Mapa Incêndios Portugal -

As climate change fuels longer and more intense wildfire seasons, Portugal has become a testing ground for digital public safety tools. Leading the charge is Mapa Incêndios Portugal – the official government platform (managed by ICNF, IPMA, and ANEPC) designed to track active fires in near real-time. But how well does it actually work when the smoke is rising? After using it extensively during the critical months of June through October, here is my full review. What Is It? Mapa Incêndios is a web-based GIS dashboard (no dedicated app) that visualizes every rural fire reported in mainland Portugal. It pulls data from the national fire dispatch system, satellite hot-spot detection (from NASA’s FIRMS and EFFIS), and weather stations. The goal is simple: give citizens, civil protection, and tourists a single source of truth for ongoing ignitions, fire perimeters, and risk levels. The Good (What Works Well) 1. Real-Time Data Integration The map refreshes every 10–15 minutes. When a fire is reported, a red flame icon appears with the time of alert, responsible corporation (e.g., "CDOS Leiria"), and number of firefighting assets (aircraft, ground teams). During the 2023 and 2024 fire seasons, I observed updates arriving before local news reports.

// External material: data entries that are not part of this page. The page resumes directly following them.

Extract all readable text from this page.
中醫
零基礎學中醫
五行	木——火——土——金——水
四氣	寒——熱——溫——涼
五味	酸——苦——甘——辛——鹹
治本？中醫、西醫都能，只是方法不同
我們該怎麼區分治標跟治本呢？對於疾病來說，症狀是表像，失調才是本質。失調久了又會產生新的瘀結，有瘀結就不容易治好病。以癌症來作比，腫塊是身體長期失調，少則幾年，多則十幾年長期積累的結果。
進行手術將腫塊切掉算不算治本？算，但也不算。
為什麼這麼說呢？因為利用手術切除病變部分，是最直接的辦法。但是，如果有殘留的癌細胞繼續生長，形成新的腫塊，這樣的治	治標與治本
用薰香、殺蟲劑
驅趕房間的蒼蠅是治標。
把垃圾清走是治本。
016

The interface defaults to Portuguese. While icons are intuitive, key alerts, fire statuses, and risk descriptors are not fully translated into English or French. For the 4+ million tourists in Algarve and Alentejo during fire season, this reduces usability significantly. mapa incêndios portugal

Active fire boundaries are often shown as rough polygons based on satellite detection – which can lag 1–3 hours. Ground truth (from firefighters) is sometimes missing. As a result, you might see a “contained” fire that still has active flanks, or a “large” polygon where the fire has already moved on. As climate change fuels longer and more intense

Essential for situational awareness, insufficient for emergency response. After using it extensively during the critical months

While there’s no app, the site works reasonably well on phones. Pinch-to-zoom, click icons for details, and share direct links to specific coordinates – useful for WhatsApp groups in rural areas.